OpinionCheesies: the dilemma of Puffs versus Crunchies

Cheesies: the dilemma of Puffs versus Crunchies

This article was published on January 20, 2016 and may be out of date. To maintain our historical record, The Cascade does not update or remove outdated articles.
Reading time: 3 mins

By Pankaj Sharma (Contributor) – Email

Illustration: Brittany Cardinal
Illustration: Brittany Cardinal

Let’s be clear, there isn’t much of a debate here. Crunchies are almost universally regarded as the superior form of cheese cornmeal snack, barring a few fanatics or delusional heretics. In fact, if you check the vending machine on the first floor of the Student Union Building (by the campus card office) you’ll notice Crunchies are offered, but no Puffs. The corporations know what sells. They know all.

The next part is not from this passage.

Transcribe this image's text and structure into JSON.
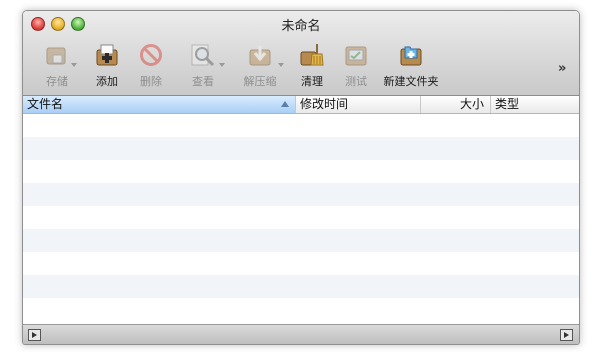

Some might be asking, does this matter? Of course it doesn’t. If you are at a point in your life where this discussion needs to happen, you either have a lot of time on your hands or you are a cheeseball tub away from a breakdown. But if we are going to do this, let us do it thoroughly so it never needs to happen again. Join me as I eat and analyze cheese snacks.

Structure

Puffs: Light and airy. Puffy. A relatively uniform shape, like that of a small detached finger of a demon child. Or silkworms, dead and orange. While larger than the Crunchies, the outside of each piece of cornmeal looks only lightly dusted by cheese product. Smells like a dirty washcloth when I open the bag.

Crunchies: Smaller, but much denser. The shapes of the cornmeal pieces show more variance than the Puffs, and they have a stronger orange hue. Incredibly, the irregularity in the shape seems to actually provide a stronger flavour, as the cheese powder holds tighter in the crevices and uneven surface area. I can’t place the smell, but it stirs something within me. Fear. I’m nervous.

Taste and Mouthfeel

Puffs: Gristly. I can feel it sticking to my teeth. Dissolves within seconds; I could eat these without chewing. The cheese flavour is like a memory. Like you had some cheese in a earlier meal and then burped, or maybe even threw up in your mouth a little bit. Can a mouth feel clammy?

Crunchies: A much more satisfying crunch. You’re definitely going to be more aware of the calories you are consuming because you are putting in effort to consume them. Much like the Puffs, I can feel it sticking to my teeth. The flavour is more pronounced than the Puffs, but I’ve begun to realize no one in this industry has ever had actual cheese. They must be going off a Wikipedia article, or prose in a Middle English poem. I can taste the cornmeal, and salt. I do not feel hunger, but I cannot stop eating. My fingers rummage through the bag violently, like a metaphor for rampant capitalism and colonialism.

Aftermath

I feel sick. I feel afraid. On the one hand, the Puffs are form without substance, weakness that has no place in nature. But they do not stir the same need to consume that the Crunchies do. The need and desire that I cannot control. The Crunchies bag advertises “no preservatives.” I am reminded of my mortality. My head aches and my muscles feel weak, like I skipped doing bicep curls. I am less confident. I can see people pass by as I write this; our eyes lock through the window. Nothing is said, no signal given — but a voice in my head screams that they know what I have done. When I look outside, I don’t see the sun I remember growing up with. There is no warmth, no light, no true colours. Everything is shades of cheese. It is true what they say, that we are what we eat. I am primal, I am limitless. I am become snack, destroyer of swole.